Fall Once Had A Different Name
We may now call it fall, but once upon a time, the season that comes after summer but before winter was referred to simply as harvest.
An old name for fall
According to the written record, harvest is the earliest name for the third season of the year. It’s found in Old English as hærfest, a word of Germanic stock, perhaps with underlying, ancient sense of “picking, plucking.”
The use of harvest specifically for the season fell out of use, becoming used more generally for when ripened crops are, well, harvested—gathered for processing and winter storage, roughly between August and November. Harvest can also refer to those ripened, gathered crops themselves.

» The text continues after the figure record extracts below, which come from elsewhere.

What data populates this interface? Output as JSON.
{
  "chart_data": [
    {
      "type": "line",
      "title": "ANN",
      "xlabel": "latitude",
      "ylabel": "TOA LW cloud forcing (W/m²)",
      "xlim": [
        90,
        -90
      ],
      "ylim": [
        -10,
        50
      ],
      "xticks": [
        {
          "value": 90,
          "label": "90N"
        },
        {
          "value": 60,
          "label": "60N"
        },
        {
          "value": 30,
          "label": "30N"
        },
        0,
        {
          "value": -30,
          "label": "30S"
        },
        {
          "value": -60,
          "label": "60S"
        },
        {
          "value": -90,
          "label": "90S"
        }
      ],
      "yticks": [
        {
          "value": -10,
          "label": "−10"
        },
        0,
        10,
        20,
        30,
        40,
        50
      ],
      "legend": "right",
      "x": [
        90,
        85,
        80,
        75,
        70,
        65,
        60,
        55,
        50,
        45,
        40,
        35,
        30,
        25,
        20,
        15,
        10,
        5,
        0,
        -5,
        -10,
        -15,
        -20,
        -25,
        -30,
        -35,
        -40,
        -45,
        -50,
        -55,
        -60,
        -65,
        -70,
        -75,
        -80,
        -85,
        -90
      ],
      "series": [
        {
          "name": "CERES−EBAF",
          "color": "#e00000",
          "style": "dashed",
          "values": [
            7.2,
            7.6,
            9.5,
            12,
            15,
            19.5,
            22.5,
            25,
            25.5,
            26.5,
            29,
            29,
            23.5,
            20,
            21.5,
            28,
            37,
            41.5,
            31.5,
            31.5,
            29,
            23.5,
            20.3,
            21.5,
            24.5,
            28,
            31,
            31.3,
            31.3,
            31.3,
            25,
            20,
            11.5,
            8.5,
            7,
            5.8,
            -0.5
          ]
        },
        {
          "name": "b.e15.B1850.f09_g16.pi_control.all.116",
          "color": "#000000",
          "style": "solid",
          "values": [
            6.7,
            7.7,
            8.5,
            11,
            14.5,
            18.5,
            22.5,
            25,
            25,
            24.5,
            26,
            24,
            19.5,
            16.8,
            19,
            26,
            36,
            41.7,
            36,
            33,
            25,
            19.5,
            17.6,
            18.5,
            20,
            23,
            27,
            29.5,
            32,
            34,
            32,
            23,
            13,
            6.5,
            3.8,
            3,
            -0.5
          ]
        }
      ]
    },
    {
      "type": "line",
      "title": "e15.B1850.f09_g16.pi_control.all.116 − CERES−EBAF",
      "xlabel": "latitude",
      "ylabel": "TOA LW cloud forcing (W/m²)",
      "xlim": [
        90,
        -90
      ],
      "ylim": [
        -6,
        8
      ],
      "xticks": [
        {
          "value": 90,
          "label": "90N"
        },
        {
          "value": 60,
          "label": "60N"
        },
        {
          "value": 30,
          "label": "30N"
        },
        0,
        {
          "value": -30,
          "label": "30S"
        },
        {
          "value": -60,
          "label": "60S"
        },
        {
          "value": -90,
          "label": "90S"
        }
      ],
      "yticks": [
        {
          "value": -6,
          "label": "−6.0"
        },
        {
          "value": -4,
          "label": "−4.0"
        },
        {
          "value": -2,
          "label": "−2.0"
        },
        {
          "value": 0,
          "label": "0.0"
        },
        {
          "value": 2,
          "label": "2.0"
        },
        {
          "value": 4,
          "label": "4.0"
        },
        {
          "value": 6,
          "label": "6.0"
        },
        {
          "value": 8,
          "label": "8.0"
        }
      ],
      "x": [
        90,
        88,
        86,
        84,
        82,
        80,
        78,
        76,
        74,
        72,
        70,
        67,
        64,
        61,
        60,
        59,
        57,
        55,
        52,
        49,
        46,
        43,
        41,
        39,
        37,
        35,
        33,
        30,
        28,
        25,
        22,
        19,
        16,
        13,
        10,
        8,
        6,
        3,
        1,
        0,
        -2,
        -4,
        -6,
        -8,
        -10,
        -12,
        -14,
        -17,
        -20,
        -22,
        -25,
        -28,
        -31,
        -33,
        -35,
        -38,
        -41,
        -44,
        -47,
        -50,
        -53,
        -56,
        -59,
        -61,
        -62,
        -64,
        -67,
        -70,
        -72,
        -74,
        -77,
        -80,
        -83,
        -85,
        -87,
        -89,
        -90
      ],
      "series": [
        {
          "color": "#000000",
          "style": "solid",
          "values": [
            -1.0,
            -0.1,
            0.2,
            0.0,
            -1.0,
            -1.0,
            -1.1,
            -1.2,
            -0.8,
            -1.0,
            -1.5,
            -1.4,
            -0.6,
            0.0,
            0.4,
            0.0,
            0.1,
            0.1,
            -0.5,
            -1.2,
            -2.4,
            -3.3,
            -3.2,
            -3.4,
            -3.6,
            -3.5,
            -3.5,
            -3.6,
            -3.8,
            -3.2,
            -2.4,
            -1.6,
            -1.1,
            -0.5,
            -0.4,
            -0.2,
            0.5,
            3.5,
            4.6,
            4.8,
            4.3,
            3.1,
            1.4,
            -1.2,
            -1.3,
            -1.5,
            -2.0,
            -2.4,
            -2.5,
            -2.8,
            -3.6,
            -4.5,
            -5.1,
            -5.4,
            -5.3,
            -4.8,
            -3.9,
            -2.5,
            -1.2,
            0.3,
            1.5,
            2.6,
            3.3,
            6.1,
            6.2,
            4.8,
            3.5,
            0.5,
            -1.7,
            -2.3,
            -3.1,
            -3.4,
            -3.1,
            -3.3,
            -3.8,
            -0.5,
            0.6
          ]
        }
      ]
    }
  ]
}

Astronomically, the season lasts from the end of September until December (around the 21st of each month), between the autumnal equinox and the winter solstice in the Northern Hemisphere.
Why do we call it fall?
We have evidence for fall, as the name of the third season of the year, in the 1500s. It appears to come the notion of the falling of the leaves during this time of year, when deciduous trees shed their leaves.
Like harvest, fall is found in Old English, from Germanic roots, and its sense largely stayed the same. Now, fall was common in England until about the end of the 1600s, when it was ousted by autumn.
Recorded as early as the late 1300s, autumn is from the French autompne and Latin autumnus, whose deeper roots are obscure. Chaucer and Shakespeare both used it in their works, notably.
Now, American English speakers use both fall and autumn, though fall became more common in the US by the late 1800s. Speakers of British English largely use autumn.
Fall provides a nice foil to its opposite season, spring (from the idea of the spring of the leaf). It gives us the helpful reminder, “Spring ahead, fall back,” when we get confused about our clocks on daylight savings.